通気工法とは、サイディングボードと壁体の間に通気層を確保する施工方法です。湿気を逃がし、結露による腐食やカビの発生を抑制します。2000年以降、通気工法は一般化しました。
一方、直貼り工法は、サイディングボードを壁に直接貼り付ける施工方法です。施工が容易でコストを抑えられますが、通気層がないため内部から腐敗する可能性があります。
2000年以前に建てられた家の場合、直貼り工法でサイディングボードが施行されている可能性が高いです。既存のサイディングボードが直貼り工法だった場合、メンテナンスのタイミングでサイディングボードの張り替えをおすすめします。
4.サイディングボードの選び方
サイディングボードは家の美観だけでなく耐久性や保温性にも直結するため、選び方が重要です。サイディングボードを選択する際のポイントを2つ紹介します。
・家の環境に合ったものを選ぶ
地域の気候や場所の特性を考えて素材を選びましょう。

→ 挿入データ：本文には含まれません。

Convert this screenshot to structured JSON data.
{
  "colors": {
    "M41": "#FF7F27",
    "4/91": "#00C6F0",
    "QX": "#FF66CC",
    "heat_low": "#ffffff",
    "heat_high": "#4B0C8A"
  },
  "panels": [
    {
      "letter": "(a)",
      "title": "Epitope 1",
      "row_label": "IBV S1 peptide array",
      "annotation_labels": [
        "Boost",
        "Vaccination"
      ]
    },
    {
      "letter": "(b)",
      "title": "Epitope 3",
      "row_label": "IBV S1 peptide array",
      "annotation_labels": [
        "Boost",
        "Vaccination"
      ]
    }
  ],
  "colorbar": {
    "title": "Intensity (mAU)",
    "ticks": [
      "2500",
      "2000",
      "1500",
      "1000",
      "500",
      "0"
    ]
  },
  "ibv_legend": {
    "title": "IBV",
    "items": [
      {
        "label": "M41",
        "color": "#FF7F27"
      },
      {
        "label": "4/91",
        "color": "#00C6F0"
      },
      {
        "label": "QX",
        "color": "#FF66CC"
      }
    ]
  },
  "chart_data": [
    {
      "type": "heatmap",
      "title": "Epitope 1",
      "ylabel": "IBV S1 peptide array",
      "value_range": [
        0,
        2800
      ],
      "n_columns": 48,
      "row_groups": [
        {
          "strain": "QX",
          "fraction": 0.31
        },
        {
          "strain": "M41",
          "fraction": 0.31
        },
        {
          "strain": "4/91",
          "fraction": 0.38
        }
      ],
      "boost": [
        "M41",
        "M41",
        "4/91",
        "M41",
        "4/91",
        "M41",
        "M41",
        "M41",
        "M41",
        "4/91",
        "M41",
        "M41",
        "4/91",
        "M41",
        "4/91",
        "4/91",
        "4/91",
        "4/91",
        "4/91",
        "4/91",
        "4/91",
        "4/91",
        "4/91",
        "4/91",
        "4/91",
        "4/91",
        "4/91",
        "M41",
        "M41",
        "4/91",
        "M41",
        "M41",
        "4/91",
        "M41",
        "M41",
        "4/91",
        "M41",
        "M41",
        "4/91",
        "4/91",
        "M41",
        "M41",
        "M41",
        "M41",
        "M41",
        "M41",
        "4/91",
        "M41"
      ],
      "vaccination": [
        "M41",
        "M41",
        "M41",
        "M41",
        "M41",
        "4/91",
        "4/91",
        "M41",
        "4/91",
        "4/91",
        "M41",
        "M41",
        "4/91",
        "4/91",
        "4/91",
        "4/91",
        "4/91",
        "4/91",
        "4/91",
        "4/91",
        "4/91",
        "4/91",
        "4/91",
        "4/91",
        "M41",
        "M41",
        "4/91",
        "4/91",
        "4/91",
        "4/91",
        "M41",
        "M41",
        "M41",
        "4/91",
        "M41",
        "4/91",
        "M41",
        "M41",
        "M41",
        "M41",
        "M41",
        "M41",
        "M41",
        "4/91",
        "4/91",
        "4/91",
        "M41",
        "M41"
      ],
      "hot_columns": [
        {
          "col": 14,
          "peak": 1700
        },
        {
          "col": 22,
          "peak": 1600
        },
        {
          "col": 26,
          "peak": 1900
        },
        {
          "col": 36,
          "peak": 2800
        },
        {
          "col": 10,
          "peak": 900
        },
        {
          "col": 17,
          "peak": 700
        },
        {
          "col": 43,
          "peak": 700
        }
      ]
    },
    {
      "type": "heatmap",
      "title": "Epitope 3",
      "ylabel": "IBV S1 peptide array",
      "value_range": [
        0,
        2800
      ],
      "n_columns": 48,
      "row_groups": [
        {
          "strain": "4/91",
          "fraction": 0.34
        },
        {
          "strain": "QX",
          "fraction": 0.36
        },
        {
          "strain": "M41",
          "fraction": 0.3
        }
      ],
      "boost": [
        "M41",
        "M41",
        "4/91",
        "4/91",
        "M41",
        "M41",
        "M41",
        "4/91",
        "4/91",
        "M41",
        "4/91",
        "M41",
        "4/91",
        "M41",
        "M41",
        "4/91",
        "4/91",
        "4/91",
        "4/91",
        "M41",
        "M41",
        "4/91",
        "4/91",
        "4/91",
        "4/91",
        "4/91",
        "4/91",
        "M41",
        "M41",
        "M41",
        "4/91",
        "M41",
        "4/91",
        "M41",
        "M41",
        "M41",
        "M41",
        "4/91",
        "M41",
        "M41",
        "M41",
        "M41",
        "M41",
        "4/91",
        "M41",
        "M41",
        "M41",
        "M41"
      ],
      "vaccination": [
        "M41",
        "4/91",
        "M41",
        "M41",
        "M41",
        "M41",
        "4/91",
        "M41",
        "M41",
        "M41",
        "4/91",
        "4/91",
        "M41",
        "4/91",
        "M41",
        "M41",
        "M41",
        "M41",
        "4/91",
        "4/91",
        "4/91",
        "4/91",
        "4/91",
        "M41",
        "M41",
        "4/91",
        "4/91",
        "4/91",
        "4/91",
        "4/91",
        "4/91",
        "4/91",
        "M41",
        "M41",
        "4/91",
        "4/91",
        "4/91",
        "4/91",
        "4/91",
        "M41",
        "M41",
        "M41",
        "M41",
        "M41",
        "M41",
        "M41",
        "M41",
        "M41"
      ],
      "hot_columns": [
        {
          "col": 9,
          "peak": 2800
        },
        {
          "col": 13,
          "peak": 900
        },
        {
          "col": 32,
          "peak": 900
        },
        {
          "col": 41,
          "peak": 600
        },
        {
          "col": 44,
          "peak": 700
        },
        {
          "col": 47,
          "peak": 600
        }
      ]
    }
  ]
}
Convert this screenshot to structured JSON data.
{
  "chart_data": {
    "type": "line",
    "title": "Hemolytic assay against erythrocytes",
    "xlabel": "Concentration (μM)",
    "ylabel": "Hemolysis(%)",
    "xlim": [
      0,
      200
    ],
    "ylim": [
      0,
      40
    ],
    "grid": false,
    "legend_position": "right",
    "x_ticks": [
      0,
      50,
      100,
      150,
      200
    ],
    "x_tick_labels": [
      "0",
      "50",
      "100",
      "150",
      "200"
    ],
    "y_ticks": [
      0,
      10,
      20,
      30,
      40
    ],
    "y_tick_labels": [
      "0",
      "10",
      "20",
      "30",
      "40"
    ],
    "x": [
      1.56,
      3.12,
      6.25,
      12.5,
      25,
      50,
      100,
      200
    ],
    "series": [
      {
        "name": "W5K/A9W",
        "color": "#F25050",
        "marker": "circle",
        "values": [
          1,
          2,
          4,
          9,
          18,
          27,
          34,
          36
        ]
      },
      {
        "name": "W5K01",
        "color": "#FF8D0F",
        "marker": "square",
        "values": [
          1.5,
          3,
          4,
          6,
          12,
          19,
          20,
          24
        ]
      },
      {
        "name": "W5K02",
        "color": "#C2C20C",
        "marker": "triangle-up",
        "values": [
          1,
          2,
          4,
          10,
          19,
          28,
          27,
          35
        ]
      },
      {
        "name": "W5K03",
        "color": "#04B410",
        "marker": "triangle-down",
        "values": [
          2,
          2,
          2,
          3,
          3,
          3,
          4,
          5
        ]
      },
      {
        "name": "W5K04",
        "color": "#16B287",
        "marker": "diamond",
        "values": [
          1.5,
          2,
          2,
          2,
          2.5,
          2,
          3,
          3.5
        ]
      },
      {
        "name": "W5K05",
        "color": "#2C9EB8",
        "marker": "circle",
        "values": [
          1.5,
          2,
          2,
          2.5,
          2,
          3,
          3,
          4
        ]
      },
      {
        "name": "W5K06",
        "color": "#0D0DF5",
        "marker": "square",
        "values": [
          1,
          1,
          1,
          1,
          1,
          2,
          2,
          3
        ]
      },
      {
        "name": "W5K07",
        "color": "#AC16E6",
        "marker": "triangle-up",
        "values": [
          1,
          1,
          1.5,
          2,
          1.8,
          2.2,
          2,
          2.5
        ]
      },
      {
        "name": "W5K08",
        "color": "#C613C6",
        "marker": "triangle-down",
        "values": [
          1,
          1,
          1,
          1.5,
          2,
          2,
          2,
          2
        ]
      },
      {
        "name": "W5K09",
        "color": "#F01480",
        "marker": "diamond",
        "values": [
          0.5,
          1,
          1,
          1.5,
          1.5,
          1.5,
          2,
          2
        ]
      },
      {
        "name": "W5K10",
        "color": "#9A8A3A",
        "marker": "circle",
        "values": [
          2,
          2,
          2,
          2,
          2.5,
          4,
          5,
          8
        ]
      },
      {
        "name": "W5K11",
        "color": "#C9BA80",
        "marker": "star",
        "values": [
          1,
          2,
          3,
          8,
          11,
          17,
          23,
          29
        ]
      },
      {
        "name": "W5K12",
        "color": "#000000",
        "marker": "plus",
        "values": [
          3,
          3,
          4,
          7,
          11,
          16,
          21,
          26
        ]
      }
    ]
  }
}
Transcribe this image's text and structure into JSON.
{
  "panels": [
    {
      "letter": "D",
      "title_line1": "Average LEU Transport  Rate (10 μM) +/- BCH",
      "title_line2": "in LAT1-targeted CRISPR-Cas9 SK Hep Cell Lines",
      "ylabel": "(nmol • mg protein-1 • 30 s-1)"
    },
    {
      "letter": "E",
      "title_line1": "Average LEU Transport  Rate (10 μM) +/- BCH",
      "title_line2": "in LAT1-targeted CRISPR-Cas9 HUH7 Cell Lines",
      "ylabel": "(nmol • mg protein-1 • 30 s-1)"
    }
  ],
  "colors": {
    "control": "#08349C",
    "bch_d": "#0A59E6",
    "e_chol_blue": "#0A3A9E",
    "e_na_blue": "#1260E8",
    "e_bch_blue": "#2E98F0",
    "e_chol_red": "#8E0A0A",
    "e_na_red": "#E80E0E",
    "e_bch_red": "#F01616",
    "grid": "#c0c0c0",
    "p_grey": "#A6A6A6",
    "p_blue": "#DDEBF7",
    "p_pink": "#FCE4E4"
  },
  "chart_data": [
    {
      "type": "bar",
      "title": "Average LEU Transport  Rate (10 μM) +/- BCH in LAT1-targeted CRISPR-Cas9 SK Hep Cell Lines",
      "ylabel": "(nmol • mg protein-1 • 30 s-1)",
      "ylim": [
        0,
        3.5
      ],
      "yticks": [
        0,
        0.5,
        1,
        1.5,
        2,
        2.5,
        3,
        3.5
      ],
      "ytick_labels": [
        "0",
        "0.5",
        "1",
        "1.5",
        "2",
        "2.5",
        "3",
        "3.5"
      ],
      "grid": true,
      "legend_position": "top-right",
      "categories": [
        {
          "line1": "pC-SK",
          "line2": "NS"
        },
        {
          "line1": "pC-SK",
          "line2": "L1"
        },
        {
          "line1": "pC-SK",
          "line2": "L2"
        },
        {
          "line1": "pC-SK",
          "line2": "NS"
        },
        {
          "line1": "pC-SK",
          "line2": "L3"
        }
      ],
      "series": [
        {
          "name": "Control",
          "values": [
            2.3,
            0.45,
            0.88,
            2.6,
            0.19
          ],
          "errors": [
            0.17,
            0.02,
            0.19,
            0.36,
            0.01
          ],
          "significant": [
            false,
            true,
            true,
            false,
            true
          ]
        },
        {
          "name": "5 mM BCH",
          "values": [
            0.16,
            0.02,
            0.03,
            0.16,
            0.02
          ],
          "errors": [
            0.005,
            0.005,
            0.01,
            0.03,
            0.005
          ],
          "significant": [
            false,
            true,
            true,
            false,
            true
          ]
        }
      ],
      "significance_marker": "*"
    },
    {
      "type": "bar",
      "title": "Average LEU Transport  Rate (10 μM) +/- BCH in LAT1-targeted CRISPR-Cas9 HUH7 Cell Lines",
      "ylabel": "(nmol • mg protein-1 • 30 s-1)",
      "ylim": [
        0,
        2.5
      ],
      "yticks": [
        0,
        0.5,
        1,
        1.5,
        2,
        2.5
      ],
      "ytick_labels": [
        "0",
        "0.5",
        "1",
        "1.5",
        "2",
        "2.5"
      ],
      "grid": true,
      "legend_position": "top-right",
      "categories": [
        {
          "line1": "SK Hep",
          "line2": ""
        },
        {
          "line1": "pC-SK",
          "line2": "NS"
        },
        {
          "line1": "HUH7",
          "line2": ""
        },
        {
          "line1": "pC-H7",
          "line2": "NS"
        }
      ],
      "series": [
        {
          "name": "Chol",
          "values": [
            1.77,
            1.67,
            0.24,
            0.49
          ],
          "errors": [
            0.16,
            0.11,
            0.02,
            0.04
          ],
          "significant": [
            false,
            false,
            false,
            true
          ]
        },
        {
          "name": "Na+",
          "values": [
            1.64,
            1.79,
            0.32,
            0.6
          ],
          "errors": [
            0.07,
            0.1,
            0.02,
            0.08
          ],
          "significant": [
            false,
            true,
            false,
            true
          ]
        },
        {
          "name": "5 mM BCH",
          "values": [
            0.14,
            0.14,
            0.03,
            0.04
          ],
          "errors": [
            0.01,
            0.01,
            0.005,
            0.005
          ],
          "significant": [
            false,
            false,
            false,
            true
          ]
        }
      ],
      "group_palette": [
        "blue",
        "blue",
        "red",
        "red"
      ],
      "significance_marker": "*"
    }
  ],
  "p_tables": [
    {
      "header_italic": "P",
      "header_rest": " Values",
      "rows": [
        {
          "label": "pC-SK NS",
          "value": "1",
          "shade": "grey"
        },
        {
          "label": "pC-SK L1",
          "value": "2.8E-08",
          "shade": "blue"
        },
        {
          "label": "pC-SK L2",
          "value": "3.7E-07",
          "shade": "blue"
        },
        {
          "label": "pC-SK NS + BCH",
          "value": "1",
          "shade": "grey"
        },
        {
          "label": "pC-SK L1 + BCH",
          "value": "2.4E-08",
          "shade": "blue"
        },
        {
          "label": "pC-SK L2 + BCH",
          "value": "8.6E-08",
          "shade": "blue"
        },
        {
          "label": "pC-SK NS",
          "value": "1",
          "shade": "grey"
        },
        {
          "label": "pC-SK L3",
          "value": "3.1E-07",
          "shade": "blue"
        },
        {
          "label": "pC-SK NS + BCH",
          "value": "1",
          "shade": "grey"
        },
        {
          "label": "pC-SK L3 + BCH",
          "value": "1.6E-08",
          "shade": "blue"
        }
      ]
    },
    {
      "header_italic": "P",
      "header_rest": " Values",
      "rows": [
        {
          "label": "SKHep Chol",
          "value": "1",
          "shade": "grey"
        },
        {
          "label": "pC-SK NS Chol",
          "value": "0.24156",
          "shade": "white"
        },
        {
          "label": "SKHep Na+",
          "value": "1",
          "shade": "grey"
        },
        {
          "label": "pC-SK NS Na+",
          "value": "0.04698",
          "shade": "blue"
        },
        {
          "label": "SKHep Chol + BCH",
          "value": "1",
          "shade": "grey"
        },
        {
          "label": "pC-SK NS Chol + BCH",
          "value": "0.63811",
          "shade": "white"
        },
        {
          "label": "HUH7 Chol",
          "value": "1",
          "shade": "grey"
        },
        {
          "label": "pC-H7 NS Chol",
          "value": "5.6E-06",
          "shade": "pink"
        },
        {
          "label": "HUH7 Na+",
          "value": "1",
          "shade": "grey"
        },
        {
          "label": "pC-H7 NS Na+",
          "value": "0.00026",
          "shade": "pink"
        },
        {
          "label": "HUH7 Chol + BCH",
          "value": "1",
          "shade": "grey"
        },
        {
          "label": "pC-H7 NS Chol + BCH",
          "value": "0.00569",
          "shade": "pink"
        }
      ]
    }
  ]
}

例えば、海沿いや山間部など湿気の多い地域では、耐湿性や防カビ性能の高いサイディングボードが適しています。一方、都市部など騒音が気になる地域ならば、遮音性に優れたサイディングボードを選ぶと良いでしょう。
・メンテナンスを考慮して選ぶ
サイディングボードは長期間にわたって使用するため、メンテナンスが必須です。補修や塗装が簡単な材質、あるいは長期間メンテナンスが不要なサイディングボードを選ぶと、長期的なコスト削減につながります。
まとめ
サイディングボードとは、家の外壁を覆う外壁材で、塗り壁と比べて施工が簡単で工期が短く、費用が安いと言ったメリットがあります。サイディングボードには、「窒業系」「木質系」「樹脂系」「金属系」の4種類があり、窯業系サイディングは外壁の76.8%で利用されています。家を建てる場所の環境に合った機能を備えているか、メンテナンスの頻度はどの程度になるかを考慮してサイディングボードを選ぶのがおすすめです。
サイディングボードを劣化したまま放置しておくと、外壁の機能が低下してしまうため、定期的に状態を点検し、老朽化の兆候を見つけたらすぐに修理を行いましょう。